Selain audit, Januar juga menekankan pentingnya penguatan fungsi Dewan Pengawas dan Inspektorat Daerah agar pengawasan tidak sekadar administratif. Ia juga mendorong DPRD Kabupaten Bandung untuk berperan aktif dalam melakukan evaluasi menyeluruh terhadap dasar hukum pendirian dan operasional seluruh BUMD yang ada.
Menjaga Kepercayaan Publik dan Marwah Pemerintah Daerah
Menurut Januar, kasus hukum yang menjerat dua BUMD sekaligus telah mencederai kepercayaan publik sekaligus menurunkan marwah Pemerintah Kabupaten Bandung sebagai pengelola aset publik. “Setiap rupiah yang dikelola BUMD adalah uang rakyat. Ketika terjadi penyimpangan, yang dirugikan bukan hanya keuangan daerah, tetapi juga kepercayaan publik terhadap pemerintah,” ungkapnya.

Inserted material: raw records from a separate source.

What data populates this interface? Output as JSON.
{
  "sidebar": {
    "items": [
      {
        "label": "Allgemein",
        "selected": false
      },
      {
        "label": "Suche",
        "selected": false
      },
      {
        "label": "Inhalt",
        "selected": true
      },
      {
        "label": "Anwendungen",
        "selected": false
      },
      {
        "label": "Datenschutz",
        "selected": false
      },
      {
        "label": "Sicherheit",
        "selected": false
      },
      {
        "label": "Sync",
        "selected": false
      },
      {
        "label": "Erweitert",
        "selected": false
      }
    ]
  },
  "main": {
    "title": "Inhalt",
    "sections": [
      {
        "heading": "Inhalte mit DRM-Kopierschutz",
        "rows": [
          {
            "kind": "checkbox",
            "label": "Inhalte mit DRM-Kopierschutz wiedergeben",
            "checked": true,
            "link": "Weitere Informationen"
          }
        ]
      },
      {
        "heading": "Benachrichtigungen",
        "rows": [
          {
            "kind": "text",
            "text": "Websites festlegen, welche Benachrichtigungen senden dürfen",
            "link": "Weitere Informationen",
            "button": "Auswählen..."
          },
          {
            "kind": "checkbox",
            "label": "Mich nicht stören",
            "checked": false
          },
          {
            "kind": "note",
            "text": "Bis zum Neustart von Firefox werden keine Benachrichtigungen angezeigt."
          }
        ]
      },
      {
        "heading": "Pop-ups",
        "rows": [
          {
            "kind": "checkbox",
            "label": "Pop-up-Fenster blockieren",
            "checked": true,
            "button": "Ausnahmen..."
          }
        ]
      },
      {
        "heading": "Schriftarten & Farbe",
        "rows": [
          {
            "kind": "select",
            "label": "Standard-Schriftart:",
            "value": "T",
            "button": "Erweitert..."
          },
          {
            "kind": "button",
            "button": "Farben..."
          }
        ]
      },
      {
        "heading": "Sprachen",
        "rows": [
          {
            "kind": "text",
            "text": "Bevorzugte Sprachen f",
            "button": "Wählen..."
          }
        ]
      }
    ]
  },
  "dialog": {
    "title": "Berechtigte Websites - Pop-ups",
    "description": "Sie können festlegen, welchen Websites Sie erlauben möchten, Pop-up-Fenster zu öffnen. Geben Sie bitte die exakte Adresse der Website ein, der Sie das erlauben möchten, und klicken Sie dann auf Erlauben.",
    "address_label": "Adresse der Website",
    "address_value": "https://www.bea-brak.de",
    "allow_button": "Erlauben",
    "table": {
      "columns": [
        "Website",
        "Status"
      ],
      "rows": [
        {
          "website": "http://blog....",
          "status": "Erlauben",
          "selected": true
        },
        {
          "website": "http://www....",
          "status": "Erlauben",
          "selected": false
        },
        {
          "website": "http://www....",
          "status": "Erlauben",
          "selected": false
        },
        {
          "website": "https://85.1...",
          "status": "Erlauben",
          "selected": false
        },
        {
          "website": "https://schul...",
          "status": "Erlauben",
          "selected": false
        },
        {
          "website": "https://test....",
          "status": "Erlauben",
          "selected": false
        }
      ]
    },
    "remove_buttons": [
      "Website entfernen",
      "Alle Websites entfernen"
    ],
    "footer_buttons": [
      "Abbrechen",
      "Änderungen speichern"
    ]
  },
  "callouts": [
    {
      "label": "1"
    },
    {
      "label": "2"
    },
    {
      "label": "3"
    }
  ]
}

Ia menegaskan bahwa keberhasilan pemerintah daerah tidak cukup diukur dari banyaknya pembangunan fisik, melainkan dari kemampuan menjaga integritas dan transparansi dalam mengelola keuangan publik.
Kasus BDS dan penggeledahan BPR ini, lanjutnya, harus menjadi momentum reflektif bagi Pemkab Bandung untuk melakukan pembenahan total terhadap seluruh BUMD. Reformasi tata kelola, profesionalisme, dan penerapan prinsip good corporate governance menjadi hal yang tidak bisa ditunda.
“Sudah saatnya Pemkab Bandung menghentikan pola lama dalam mengelola BUMD. BUMD bukan ladang politik, melainkan instrumen ekonomi daerah yang harus dikelola dengan integritas dan tanggung jawab,” tutup Januar Solehuddin.